Are There Rules About Closing Costs?
California law does regulate closing costs overall, so you can be assured that any expenses you incur are legitimate. If you’re the buyer, you’ll get an estimate of closing costs when you apply for a mortgage, so there won’t be any surprises when you close.
Sellers should get an estimate of taxes and fees they will owe from their real estate agent, but this money typically comes out of the proceeds—sellers rarely need to come up with cash for the closing.
Market Conditions Dictate How Costs Are Shared
The rule of thumb for closing costs has typically been that the buyer usually pays the costs associated with getting the mortgage. The seller usually pays any costs associated with transferring the title.
In a typical real estate market where the supply and demand for homes are in balance, sellers may offer “concessions” to the buyer. That is, they’ll offer to pay some of the mortgage costs to sweeten the deal.
That’s not the case in most of the states now, though. It’s a highly competitive market, and sellers have no incentive to give away money.
The seller pays the real estate commission on both sides, usually 6% of the purchase price.
California Closing Requirements and Costs
The state, county, cities, and mortgage companies set the following conditions. Not all cities add transfer taxes to real estate transactions, but larger metro areas will tackle that extra fee.
A clean title is the linchpin for any real estate transfer, and the seller can’t transfer the deed to the buyer unless the deed or title is clear from any liens, mortgages, or other encumbrances.
A title company researches the property’s chain of ownership and issues a title report to the mortgage company. This way, if there are any issues to clear up, it can be done before closing.
Cost: $250 average
Owner’s title insurance
Even with a clear title, mortgage companies require title insurance. The title insurance protects you and them if there’s a defect on the title–someone claims ownership after the transaction is closed. Title companies do make mistakes, and this insurance covers any losses.
Cost: $ .0025 purchase price on average. On a $625,000 purchase, the title insurance will cost $1,562.50
Location in real estate matters in more than property values. It also contributes to your closing costs.
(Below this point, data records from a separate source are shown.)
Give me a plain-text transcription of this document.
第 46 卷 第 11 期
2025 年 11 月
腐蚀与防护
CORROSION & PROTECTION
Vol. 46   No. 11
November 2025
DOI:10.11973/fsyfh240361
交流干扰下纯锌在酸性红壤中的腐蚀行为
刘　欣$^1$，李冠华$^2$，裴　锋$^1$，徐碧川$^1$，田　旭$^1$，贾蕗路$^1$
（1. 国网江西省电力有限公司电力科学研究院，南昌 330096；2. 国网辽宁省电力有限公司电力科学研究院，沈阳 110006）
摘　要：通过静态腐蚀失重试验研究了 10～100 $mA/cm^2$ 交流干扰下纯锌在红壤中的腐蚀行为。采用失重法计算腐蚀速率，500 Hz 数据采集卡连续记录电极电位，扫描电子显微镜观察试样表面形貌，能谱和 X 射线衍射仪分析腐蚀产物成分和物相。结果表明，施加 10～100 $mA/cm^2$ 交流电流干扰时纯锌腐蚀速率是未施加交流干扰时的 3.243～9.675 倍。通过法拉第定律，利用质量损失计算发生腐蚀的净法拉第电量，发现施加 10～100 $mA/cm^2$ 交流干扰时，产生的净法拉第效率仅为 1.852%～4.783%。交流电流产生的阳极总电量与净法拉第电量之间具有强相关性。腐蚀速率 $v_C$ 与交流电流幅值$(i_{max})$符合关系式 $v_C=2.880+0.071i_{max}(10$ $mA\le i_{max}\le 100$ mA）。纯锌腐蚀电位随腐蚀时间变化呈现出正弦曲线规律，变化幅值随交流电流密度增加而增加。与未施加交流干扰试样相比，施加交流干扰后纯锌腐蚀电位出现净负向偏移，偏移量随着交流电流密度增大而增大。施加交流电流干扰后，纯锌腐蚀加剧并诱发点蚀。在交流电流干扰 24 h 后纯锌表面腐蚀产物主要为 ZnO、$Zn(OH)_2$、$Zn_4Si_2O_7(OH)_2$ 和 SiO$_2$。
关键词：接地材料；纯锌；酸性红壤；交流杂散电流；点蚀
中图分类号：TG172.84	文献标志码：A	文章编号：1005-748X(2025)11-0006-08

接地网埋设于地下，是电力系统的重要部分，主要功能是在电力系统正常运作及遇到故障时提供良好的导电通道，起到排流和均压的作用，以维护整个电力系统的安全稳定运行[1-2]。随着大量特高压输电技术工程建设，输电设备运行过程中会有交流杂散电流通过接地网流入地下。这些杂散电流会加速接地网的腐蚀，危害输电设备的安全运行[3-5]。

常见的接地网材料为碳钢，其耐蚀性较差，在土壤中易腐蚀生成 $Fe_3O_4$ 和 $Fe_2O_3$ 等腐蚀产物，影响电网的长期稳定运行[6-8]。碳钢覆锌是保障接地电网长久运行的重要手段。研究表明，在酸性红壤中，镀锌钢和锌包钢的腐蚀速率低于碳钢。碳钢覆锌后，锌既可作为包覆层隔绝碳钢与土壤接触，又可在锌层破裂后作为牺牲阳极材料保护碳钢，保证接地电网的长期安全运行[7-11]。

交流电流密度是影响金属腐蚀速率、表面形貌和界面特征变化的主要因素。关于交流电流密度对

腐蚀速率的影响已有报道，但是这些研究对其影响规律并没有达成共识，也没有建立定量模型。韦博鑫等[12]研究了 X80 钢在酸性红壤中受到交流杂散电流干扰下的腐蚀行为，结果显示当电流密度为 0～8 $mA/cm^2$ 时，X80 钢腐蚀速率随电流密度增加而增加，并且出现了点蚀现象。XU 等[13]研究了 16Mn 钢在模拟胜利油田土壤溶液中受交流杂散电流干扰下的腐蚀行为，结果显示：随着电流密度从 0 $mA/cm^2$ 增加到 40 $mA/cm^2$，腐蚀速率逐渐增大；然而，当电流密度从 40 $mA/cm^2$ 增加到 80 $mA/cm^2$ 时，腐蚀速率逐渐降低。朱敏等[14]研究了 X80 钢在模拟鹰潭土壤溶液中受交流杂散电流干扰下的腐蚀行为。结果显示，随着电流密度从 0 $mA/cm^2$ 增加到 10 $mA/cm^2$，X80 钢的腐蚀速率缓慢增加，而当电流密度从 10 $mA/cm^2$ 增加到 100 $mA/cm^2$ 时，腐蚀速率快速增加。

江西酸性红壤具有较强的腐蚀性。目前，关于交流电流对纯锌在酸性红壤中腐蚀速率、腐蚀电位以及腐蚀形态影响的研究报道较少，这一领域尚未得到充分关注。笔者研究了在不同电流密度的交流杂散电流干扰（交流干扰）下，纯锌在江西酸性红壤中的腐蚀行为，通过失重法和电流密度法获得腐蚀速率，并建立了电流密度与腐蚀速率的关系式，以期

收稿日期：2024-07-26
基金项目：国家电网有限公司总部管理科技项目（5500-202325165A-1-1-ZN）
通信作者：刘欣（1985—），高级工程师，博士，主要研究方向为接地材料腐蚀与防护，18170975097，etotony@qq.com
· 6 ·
You’ll pay the state documentary transfer fees anywhere in California. Sellers also pay county and city transfer fees.
Cost: $0.55 per $500 in closing costs. For example, that $625,000 house likely has about $43,000 in closing costs, so about $47.30.
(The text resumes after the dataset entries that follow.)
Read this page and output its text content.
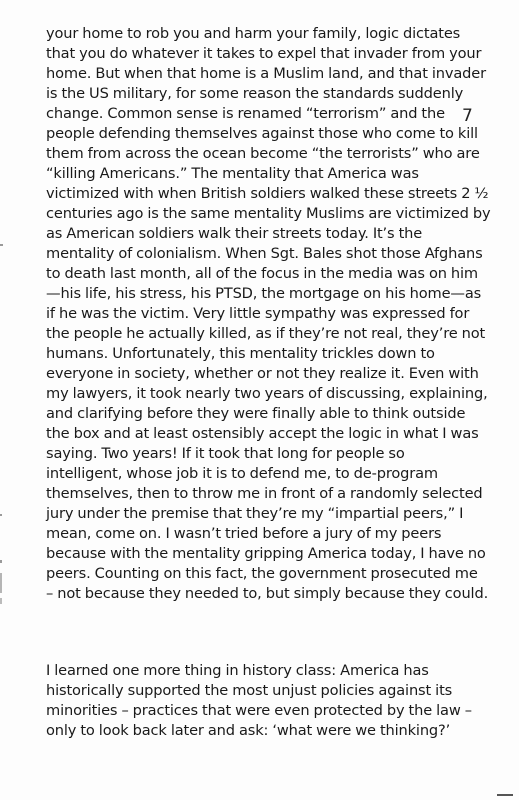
7

your home to rob you and harm your family, logic dictates
that you do whatever it takes to expel that invader from your
home. But when that home is a Muslim land, and that invader
is the US military, for some reason the standards suddenly
change. Common sense is renamed “terrorism” and the
people defending themselves against those who come to kill
them from across the ocean become “the terrorists” who are
“killing Americans.” The mentality that America was
victimized with when British soldiers walked these streets 2 ½
centuries ago is the same mentality Muslims are victimized by
as American soldiers walk their streets today. It’s the
mentality of colonialism. When Sgt. Bales shot those Afghans
to death last month, all of the focus in the media was on him
—his life, his stress, his PTSD, the mortgage on his home—as
if he was the victim. Very little sympathy was expressed for
the people he actually killed, as if they’re not real, they’re not
humans. Unfortunately, this mentality trickles down to
everyone in society, whether or not they realize it. Even with
my lawyers, it took nearly two years of discussing, explaining,
and clarifying before they were finally able to think outside
the box and at least ostensibly accept the logic in what I was
saying. Two years! If it took that long for people so
intelligent, whose job it is to defend me, to de-program
themselves, then to throw me in front of a randomly selected
jury under the premise that they’re my “impartial peers,” I
mean, come on. I wasn’t tried before a jury of my peers
because with the mentality gripping America today, I have no
peers. Counting on this fact, the government prosecuted me
– not because they needed to, but simply because they could.

I learned one more thing in history class: America has
historically supported the most unjust policies against its
minorities – practices that were even protected by the law –
only to look back later and ask: ‘what were we thinking?’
County taxes vary, either $0.55 or $1.10 per $1,000.
City transfer fees vary widely, from $0.55 in most cities to a percentage of the sales price for luxury real estate (over $1 million).
The county Recorder’s office must record the new deed for the seller to get paid and finalize the transaction. That’s another $75 that the seller pays for one deed recording. Other documents may be required in some transactions, but the state caps recording fees at $225 per transaction.
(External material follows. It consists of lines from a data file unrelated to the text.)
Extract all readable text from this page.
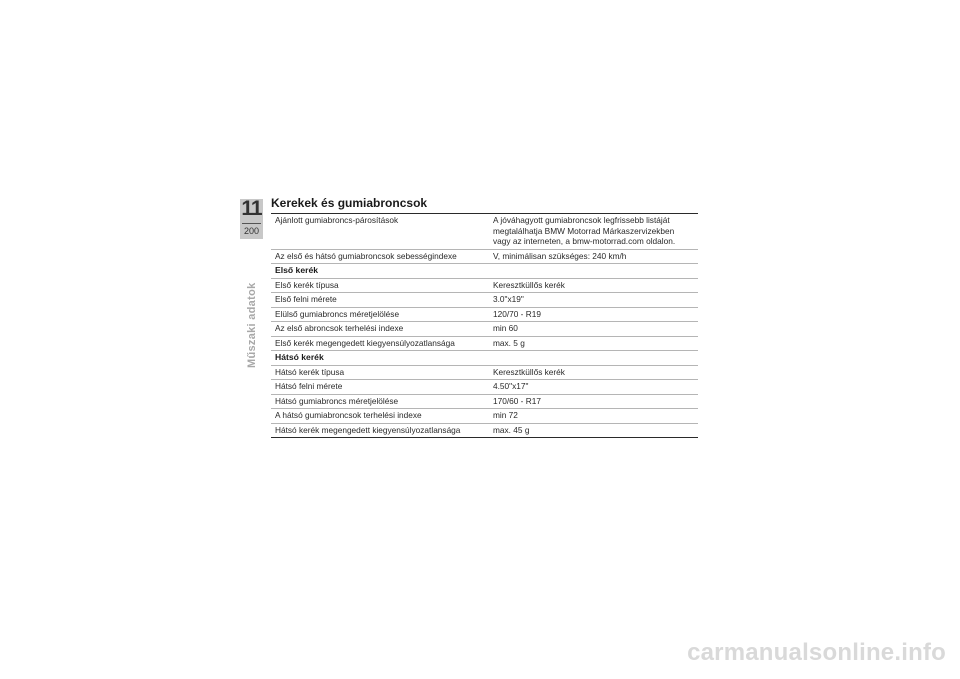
11
200
Műszaki adatok
Kerekek és gumiabroncsok
Ajánlott gumiabroncs-párosítások	A jóváhagyott gumiabroncsok legfrissebb listáját megtalálhatja BMW Motorrad Márkaszervizekben vagy az interneten, a bmw-motorrad.com oldalon.
Az első és hátsó gumiabroncsok sebességindexe	V, minimálisan szükséges: 240 km/h
Első kerék	
Első kerék típusa	Keresztküllős kerék
Első felni mérete	3.0"x19"
Elülső gumiabroncs méretjelölése	120/70 - R19
Az első abroncsok terhelési indexe	min 60
Első kerék megengedett kiegyensúlyozatlansága	max. 5 g
Hátsó kerék	
Hátsó kerék típusa	Keresztküllős kerék
Hátsó felni mérete	4.50"x17"
Hátsó gumiabroncs méretjelölése	170/60 - R17
A hátsó gumiabroncsok terhelési indexe	min 72
Hátsó kerék megengedett kiegyensúlyozatlansága	max. 45 g
carmanualsonline.info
Unlike most other states, Californians pay property taxes twice a year, in April and December. The seller is responsible for paying the real estate taxes up to that date.
If the seller has already paid the taxes (as escrowed mortgages do), the buyer will pay a prorated portion of the taxes, and the seller will get the credit at closing.
Since the appraisal is a mortgage-related cost, the buyer pays this, usually when they apply for the loan. The mortgage company orders the appraisal for the buyer, and it’s a random, automated selection. You can’t choose your appraiser.
Mortgage companies don’t require a home inspection (unless it’s an FHA loan), but savvy home buyers get one done, so they know of any damages or defects to the home. Buyers use the inspection report to negotiate repairs or concessions from the seller.
Escrow companies hold the escrow (down payment) money, finalize the closing, and manage to disburse the funds to the seller and other parties (fees, courier, etc).
The fee structure is not regulated, so companies compete for your business. They may charge a flat fee or base it on a percentage of the sale price. Generally speaking, escrow fees are about $0.20, or 2%, per $1000, plus an additional $250 fee for both seller and buyer. Here’s the breakdown for that hypothetical $625K house.
Cost: $1,300 for both buyer and seller
Again, location matters. In Southern California, the seller usually pays escrow fees, but buyers and sellers split the costs in the northern part of the state.